Anaesthesia and Critical Care, Division of Clinical Neuroscience, School of Medicine, University of Nottingham, Nottingham, UK.
Anaesthesia and Critical Care, Division of Clinical Neuroscience, School of Medicine, University of Nottingham, Nottingham, UK; Nottingham University Hospitals NHS Trust, Nottingham, UK.
Br J Anaesth. 2020 Jul;125(1):e69-e74. doi: 10.1016/j.bja.2020.01.004. Epub 2020 Jan 31.
During induction of general anaesthesia, patients frequently experience apnoea, which can lead to dangerous hypoxaemia. An obstructed upper airway can impede attempts to provide ventilation. Although unrelieved apnoea is rare, it continues to cause deaths. Clinical investigation of management strategies for such scenarios is effectively impossible because of ethical and practical considerations.
A population-representative cohort of 100 virtual (in silico) subjects was configured using a high-fidelity computational model of the pulmonary and cardiovascular systems. Each subject breathed 100% oxygen for 3 min and then became apnoeic, with an obstructed upper airway, during induction of general anaesthesia. Apnoea continued throughout the protocol. When arterial oxygen saturation (Sao) reached 20%, 40%, or 60%, airway obstruction was relieved. We examined the effect of varying supraglottic oxygen fraction (Fo) on the degree of passive re-oxygenation occurring without tidal ventilation.
Relief of airway obstruction during apnoea produced a single, passive inhalation (caused by intrathoracic hypobaric pressure) in all cases. The degree of re-oxygenation after airway opening was markedly influenced by the supraglottic Fo, with a supraglottic Fo of 100% providing significant and sustained re-oxygenation (post-rescue Pao 42.3 [4.4] kPa, when the airway rescue occurred after desaturation to Sao 60%).
Supraglottic oxygen supplementation before relieving upper airway obstruction improves the effectiveness of simulated airway rescue. Management strategies should be implemented to assure a substantially increased pharyngeal Fo during difficult airway management.
在全身麻醉诱导期间,患者经常会出现呼吸暂停,这可能导致危险的低氧血症。上呼吸道阻塞会妨碍通气尝试。尽管未缓解的呼吸暂停并不常见,但它仍会导致死亡。
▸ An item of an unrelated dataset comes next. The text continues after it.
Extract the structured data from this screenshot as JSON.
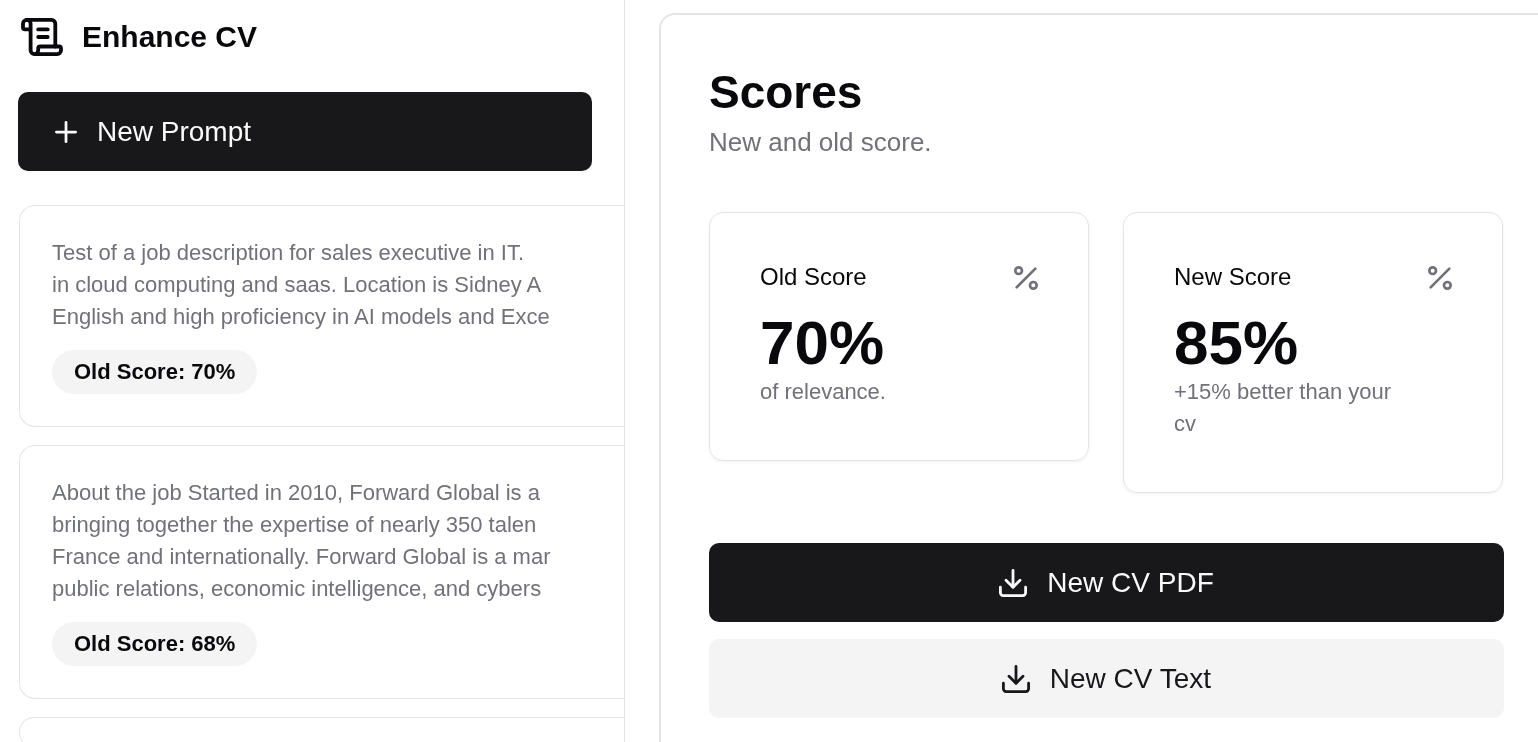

由于伦理和实际考虑,对这种情况的管理策略进行临床研究实际上是不可能的。
使用肺部和心血管系统的高保真计算模型,对 100 名虚拟(计算机模拟)受试者进行了代表性人群队列配置。每个受试者在全身麻醉诱导期间用 100%氧气呼吸 3 分钟,然后上呼吸道阻塞导致呼吸暂停。呼吸暂停在整个方案中持续进行。当动脉血氧饱和度(Sao)降至 20%、40%或 60%时,解除气道阻塞。我们检查了不同的上气道氧分数(Fo)对无潮气量通气时发生的被动再氧合程度的影响。
在呼吸暂停期间解除气道阻塞会在所有情况下产生单次被动吸入(由胸腔内低气压引起)。气道开放后的再氧合程度明显受到上气道 Fo 的影响,上气道 Fo 为 100% 可提供显著和持续的再氧合(气道抢救发生在 Sao 降至 60%后,抢救后 Pao 为 42.3[4.4]kPa)。
在上气道阻塞缓解前给予上气道氧补充可提高模拟气道抢救的效果。应实施管理策略,以确保在困难气道管理期间上咽部 Fo 显著增加。